Teachers and staff members in Proviso Township High Schools District 209 will be working from home again starting Nov. 12. The decision comes roughly a month after the D209 Superintendent James Henderson required roughly 300 teachers to return to the district’s three campuses, where they taught their students virtually on Promethean boards in empty classrooms.
“Recent data shows that all areas within the Proviso footprint are trending upward with COVID-19 cases and are currently in the red zone,” Henderson said in a video announcement of the decision released on Nov.11. “Given increase in cases, the board and I have determined that Thursday, Nov. 12, faculty will commence working remotely. Staff schedules will be modified to ensure reduced number of personnel in the building.”
Henderson’s decision comes as cases of COVID-19 surge across Proviso Township. The 7-day rolling average of positive of COVID-19 tests across nine Proviso Township suburbs is 17.27 percent as of Nov. 7 according to Northwestern University’s online COVID-19 dashboard. That’s higher than the 8 percent threshold that state health officials say triggers new mitigation measures to contain the spread, such as prohibiting indoor dining.
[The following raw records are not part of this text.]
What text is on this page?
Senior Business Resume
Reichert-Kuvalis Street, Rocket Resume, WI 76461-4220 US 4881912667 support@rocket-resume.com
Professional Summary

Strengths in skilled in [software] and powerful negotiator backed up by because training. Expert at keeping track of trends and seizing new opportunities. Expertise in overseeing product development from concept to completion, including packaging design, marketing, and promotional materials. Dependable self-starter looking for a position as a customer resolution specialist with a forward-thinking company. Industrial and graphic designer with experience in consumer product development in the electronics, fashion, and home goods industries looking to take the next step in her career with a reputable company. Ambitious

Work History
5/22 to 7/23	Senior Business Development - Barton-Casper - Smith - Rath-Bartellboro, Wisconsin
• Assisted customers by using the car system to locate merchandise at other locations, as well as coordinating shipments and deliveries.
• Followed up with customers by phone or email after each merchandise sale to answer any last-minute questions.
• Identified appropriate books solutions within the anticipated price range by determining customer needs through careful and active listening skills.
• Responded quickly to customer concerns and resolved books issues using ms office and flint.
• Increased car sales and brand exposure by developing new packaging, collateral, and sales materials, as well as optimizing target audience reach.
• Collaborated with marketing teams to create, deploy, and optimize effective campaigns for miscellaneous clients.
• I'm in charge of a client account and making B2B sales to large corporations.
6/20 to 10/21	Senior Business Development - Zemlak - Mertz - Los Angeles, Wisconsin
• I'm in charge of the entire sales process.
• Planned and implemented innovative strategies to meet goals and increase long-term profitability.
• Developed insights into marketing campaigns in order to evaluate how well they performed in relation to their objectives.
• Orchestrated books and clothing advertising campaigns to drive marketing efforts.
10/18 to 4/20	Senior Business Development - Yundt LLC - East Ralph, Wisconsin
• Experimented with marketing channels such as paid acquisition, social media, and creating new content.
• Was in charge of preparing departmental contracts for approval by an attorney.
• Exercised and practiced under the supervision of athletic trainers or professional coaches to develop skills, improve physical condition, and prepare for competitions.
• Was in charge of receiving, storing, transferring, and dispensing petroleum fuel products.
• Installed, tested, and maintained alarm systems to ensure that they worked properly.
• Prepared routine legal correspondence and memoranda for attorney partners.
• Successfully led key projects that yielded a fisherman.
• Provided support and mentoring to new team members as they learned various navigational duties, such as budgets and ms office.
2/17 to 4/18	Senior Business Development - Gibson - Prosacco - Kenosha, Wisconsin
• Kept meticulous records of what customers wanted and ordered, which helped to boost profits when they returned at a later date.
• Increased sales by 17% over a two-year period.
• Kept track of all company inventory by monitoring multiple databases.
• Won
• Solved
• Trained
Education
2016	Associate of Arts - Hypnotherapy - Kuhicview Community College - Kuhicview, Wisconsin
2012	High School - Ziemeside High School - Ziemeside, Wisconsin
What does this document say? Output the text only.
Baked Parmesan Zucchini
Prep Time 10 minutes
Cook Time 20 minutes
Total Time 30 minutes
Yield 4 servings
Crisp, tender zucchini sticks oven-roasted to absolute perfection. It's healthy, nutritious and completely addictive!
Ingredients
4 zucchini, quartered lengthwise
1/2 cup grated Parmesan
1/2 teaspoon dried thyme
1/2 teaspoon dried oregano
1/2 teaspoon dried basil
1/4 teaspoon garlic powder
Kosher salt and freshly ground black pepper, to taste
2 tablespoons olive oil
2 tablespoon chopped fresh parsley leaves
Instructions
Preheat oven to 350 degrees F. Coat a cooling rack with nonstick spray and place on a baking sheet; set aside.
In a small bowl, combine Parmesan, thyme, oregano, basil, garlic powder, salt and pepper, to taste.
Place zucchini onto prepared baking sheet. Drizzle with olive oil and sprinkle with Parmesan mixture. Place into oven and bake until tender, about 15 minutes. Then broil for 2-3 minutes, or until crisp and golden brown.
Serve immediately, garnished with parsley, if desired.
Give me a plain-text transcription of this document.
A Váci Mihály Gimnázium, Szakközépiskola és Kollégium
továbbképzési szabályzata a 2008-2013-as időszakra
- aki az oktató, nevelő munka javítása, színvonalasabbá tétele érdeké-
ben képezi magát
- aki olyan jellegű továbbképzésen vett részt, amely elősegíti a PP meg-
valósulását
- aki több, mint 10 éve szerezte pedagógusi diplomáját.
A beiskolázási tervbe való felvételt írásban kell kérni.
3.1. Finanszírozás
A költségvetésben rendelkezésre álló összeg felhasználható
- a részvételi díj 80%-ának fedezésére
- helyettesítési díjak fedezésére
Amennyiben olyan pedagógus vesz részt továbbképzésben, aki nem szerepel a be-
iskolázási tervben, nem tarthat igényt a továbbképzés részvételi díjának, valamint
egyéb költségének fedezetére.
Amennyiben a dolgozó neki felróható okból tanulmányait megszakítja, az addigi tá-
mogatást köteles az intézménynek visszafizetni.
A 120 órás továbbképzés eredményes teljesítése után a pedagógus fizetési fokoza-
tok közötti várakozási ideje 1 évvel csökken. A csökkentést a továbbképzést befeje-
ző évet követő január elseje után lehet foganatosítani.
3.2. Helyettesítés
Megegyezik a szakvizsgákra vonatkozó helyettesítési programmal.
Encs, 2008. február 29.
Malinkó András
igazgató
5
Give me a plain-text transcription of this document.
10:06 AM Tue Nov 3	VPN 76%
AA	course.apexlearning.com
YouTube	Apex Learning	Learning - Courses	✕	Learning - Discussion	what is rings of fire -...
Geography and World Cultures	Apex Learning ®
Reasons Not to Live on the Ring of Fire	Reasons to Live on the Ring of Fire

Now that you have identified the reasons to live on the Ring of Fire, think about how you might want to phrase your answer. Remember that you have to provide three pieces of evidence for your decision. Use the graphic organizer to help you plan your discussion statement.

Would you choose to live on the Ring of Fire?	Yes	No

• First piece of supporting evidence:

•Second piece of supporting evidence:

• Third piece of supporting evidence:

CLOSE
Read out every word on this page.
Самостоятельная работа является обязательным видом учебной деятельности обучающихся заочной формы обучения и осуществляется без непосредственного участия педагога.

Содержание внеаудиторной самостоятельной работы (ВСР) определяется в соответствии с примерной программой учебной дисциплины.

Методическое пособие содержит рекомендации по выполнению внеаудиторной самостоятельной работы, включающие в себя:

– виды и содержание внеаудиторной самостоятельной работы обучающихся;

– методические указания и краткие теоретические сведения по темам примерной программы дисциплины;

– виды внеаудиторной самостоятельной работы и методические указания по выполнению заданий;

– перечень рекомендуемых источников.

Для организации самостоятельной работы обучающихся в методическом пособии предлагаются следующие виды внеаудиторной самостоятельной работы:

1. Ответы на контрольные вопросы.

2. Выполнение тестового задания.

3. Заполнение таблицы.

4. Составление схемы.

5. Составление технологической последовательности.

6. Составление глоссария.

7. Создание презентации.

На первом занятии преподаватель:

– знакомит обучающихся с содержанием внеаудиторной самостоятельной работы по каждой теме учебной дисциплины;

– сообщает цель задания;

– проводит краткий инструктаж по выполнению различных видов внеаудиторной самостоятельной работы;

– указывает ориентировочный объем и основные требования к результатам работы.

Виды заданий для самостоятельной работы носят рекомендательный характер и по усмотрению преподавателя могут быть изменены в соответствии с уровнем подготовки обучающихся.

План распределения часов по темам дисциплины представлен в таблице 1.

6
On Nov. 6, D209 confirmed that three employees who work at Proviso East had tested positive for COVID-19, but that none of those employees are teachers. A district official said that seven employees have tested positive for COVID-19 since the start of the school year.
After Henderson’s decision to require teachers to return to classrooms, the Proviso Teachers’ Union filed an unfair labor practices “charge and a grievance against District 209 after being forced to return to what they say are unsafe school buildings despite an agreement with Henderson to allow them to continue to teach from home,” according to previous reporting.
So far, the status of that grievance is unclear. Last week, a D209 spokesperson said that the administration did not know the status of that grievance. An attempt last week to reach Maggie Riley, the union’s president, was unsuccessful.
In his video announcement on Nov. 11, Henderson said that “we’re going to stay the course. This has been a challenging year, because of the pandemic and the situation is still very fluid … we will always follow the science.”